Par Liviaaugustae
Potiche chinoise.
(Image internet)
J'ai sur ma table une potiche
Chinoise, et du goût le plus fin,
Qu'avec l'extase d'un fétiche
Plus d'un contemplerait sans fin.
Le soleil chérit son front pâle,
Car dans son émail lactescent
Toujours un rayon caressant
Sertit quelque perle d'opale.
Sur ses flancs polis et bleutés
Vient s'épanouir une flore,
Belle d'inédites beautés,
Qu'un caprice étrange colore.
L'œil découvre parmi ces fleurs
Qui carminent l'azur des grèves,
Les monstres entrevus en rêves :
Dragons hagards, sphinx persifleurs,
Folles chimères, oiseaux gauches
Et funambulesques magots,
Assistant froids à ces débauches
De cinabres et d'indigos.
Japon ! Terre-Promise rose !
Sonore du chant cristallin
Des tourelles de kaolin
Qu'un fleuve de féerie arrose !
Bercé par les senteurs du thé,
Dans l'oubli qui pleut de grands aunes,
J'envie en ce nouveau Léthé
La jonque des mandarins jaunes.
Oui, dans ce merveilleux séjour,
Plaise au destin sourd que je vive
Aux pieds d'une Chinoise olive,
Grisé d'opium et d'amour !
Théodore Hannon
Un mot sur le poète...
Théodore Hannon
Théodore Hannon, né le 1er octobre 1851 et mort le 7 avril 1916 à Ixelles, était un poète belge.
Ses premiers essais poétiques, et notamment « les Rimes de joie » en 1881, portèrent sur lui l'attention du monde littéraire ? Huysmans, voyant en lui un disciple de Baudelaire, fit de lui un portrait élogieux.
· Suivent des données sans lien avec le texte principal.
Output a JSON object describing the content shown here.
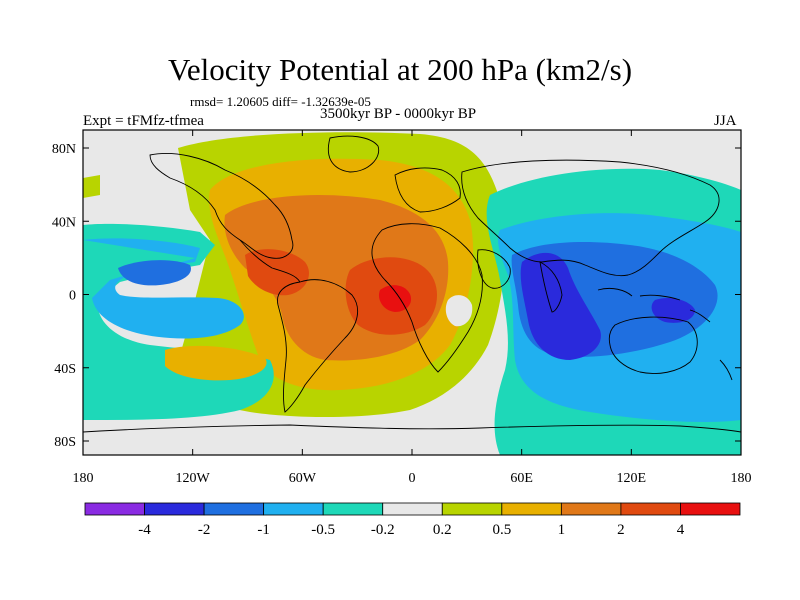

Toutefois, par la suite Hannon sombra dans les parodies faciles, la poésie érotique et les pièces de théâtre boulevardières, son œuvre est rapidement tombée dans l'oubli.
Il était également peintre et dessinateur, il illustra en 1883, La Vie des bêtes de Max Walber […]
Je découvre ce poète qui jusqu'alors m'était totalement inconnu, c'est très dommage qu'il soit tombé dans la facilité et l'érotisme, car je trouve le poème ci-dessus très agréable.